- Is this your first time deploying Airbyte?: No
- OS Version / Instance: Ubuntu
- Memory / Disk: you can use something like 4Gb / 1 Tb
- Deployment: Kubernetes
- Airbyte Version: 0.39.25
- Source name/version: Mailchimp
- Destination name/version: Json destination
- Step: Run the Mailchimp source with the Json destination with more than 700 email events
When I run the Mailchimp source to the JSON destination and compare it with what’s returned from the Mailchimp API’s, the output JSON is missing a lot of data. I spot-checked one campaign and found 61 events in the JSON output and the Mailchimp email_activity endpoint returns around 707.
Hello, @murph! Could you please show me the Airbyte/server logs so I can see if you are getting an errors?

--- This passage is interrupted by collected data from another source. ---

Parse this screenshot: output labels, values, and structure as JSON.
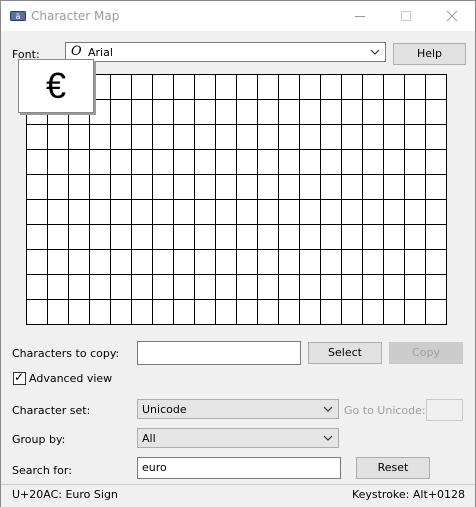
{
  "window": {
    "title": "Character Map"
  },
  "font": {
    "label": "Font:",
    "selected": "Arial",
    "font_icon_glyph": "O"
  },
  "help_label": "Help",
  "grid": {
    "rows": 10,
    "cols": 20
  },
  "zoom_char": "€",
  "copy_row": {
    "label": "Characters to copy:",
    "value": "",
    "select_label": "Select",
    "copy_label": "Copy"
  },
  "advanced": {
    "label": "Advanced view",
    "checked": true,
    "check_glyph": "✓"
  },
  "charset": {
    "label": "Character set:",
    "selected": "Unicode",
    "goto_label": "Go to Unicode:",
    "goto_value": ""
  },
  "groupby": {
    "label": "Group by:",
    "selected": "All"
  },
  "search": {
    "label": "Search for:",
    "value": "euro",
    "reset_label": "Reset"
  },
  "status": {
    "char_info": "U+20AC: Euro Sign",
    "keystroke": "Keystroke: Alt+0128"
  },
  "icons": {
    "app": "character-map-app-icon",
    "minimize": "minimize-icon",
    "maximize": "maximize-icon",
    "close": "close-icon",
    "dropdown": "chevron-down-icon",
    "font_type": "opentype-font-icon"
  }
}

We aren’t getting any errors but we were able to debug this a bit. It looks like every time you paginate the email activity endpoint you’re also incrementing the
since param: airbyte/streams.py at bfa54aca50115770530ca6fdff24d4125541d23b · airbytehq/airbyte · GitHub. Via the cursor_field: airbyte/streams.py at bfa54aca50115770530ca6fdff24d4125541d23b · airbytehq/airbyte · GitHub which is the timestamp of the newest record: airbyte/streams.py at bfa54aca50115770530ca6fdff24d4125541d23b · airbytehq/airbyte · GitHub
That means that when we do an incremental sync we lose a lot of records. The records returned from the Mailchimp API are NOT sorted by timestamp, so the timestamp selection is completely arbitrary. I don’t think this is the intended behavior?
Looks like you cannot sort what’s returned from the email activity endpoint so this kind of checkpointing wont work https://mailchimp.com/developer/marketing/api/email-activity-reports/list-email-activity/
Thanks for digging into this - you are right, this is definitely not the intended behavior. I’ve opened an issue on Github, I or another team member will start work on this soon!
Thank you for creating that issue! I just wanted to check in to see when the issue will be prioritized?
@murph sorry for the wait, we have a few team members out this week. I asked one of my colleagues to set aside some time for this issue, so you’ll be hearing something soon!